Edgar Bornemann ging wartend auf dem Bahnsteig drei des Anhalter Bahnhofs auf und ab. Die Ungeduld hatte ihn einen volle halbe Stunde zu früh von Hause fortgetrieben. Und nun schlichen die Minuten förmlich. Alles Mögliche hatte er schon versucht, um die Zeit sich zu verkürzen. Und doch fühlte er, wie ihm das Herz vor Nervosität in immer schnelleren Schlägen klopfte.

Der elegant gekleidete Herr, der mit einem in Seidenpapier eingehüllten Strauß unruhig auf und abschritt, zog manchen neugierigen Blick auf sich. Nun passierten zwei Offiziere in Uniform die Sperre und kamen langsam näher.

Bornemann machte plötzlich kehrt und verschwand hinter dem kleinen, mitten auf dem Perron stehenden Diensthäuschen.

»Die fehlen mir gerade noch!«, brummte er ärgerlich. »Hoffentlich haben sie mich nicht bemerkt …!«

Er hatte Glück.

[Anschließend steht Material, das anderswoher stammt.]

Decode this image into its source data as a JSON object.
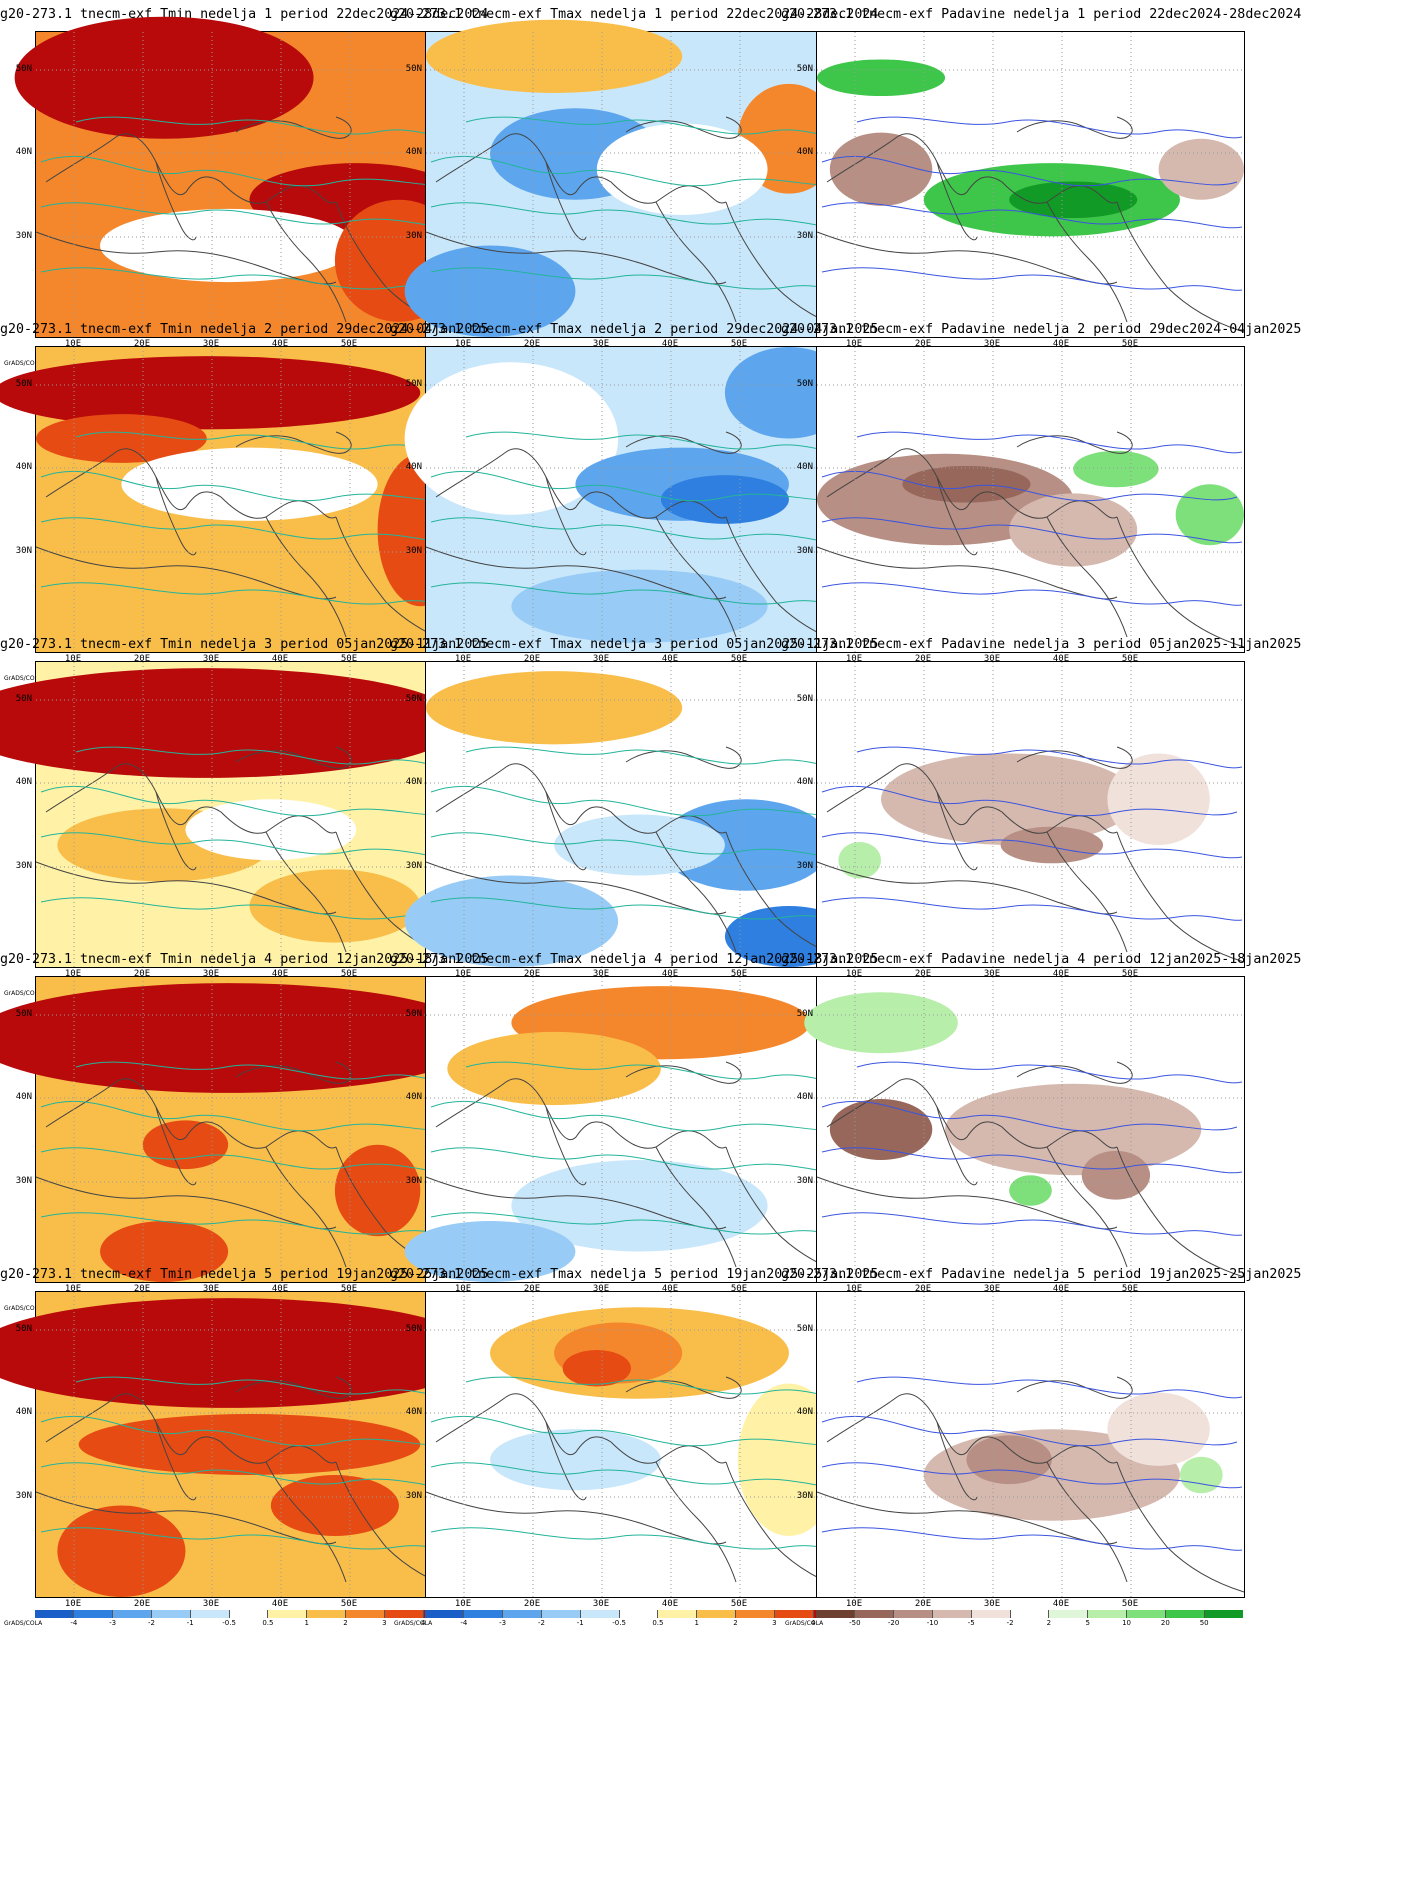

Ratternd fauchend lief nun der D-Zug in die mächtige, von Ruß geschwärzte Halle ein.

Wenige Minuten noch, und er hielt Hildegard Börmer wortlos in den Armen. Was kümmerten ihn die Menschen, die das junge Paar lächelnd musterten, was kümmerten ihn die beiden Oberleutnants, die ihn längst erkannt hatten und nun voller Interesse die junge Dame beäugten, der nun der Diener des Millionärs die Handtasche abnahm, um dann in angemessener Entfernung seinem Herrn zu folgen. Arm in Arm schritten sie dem Ausgang zu, beide wie im Traum. Hildegards Augen schimmerten feucht … Um die aufsteigenden Tränen tiefsten Glücks zu verbergen, tauchte sie nun ihr von innerster Seligkeit verklärtes Gesichtchen tief in die duftenden, dunkelroten Rosen.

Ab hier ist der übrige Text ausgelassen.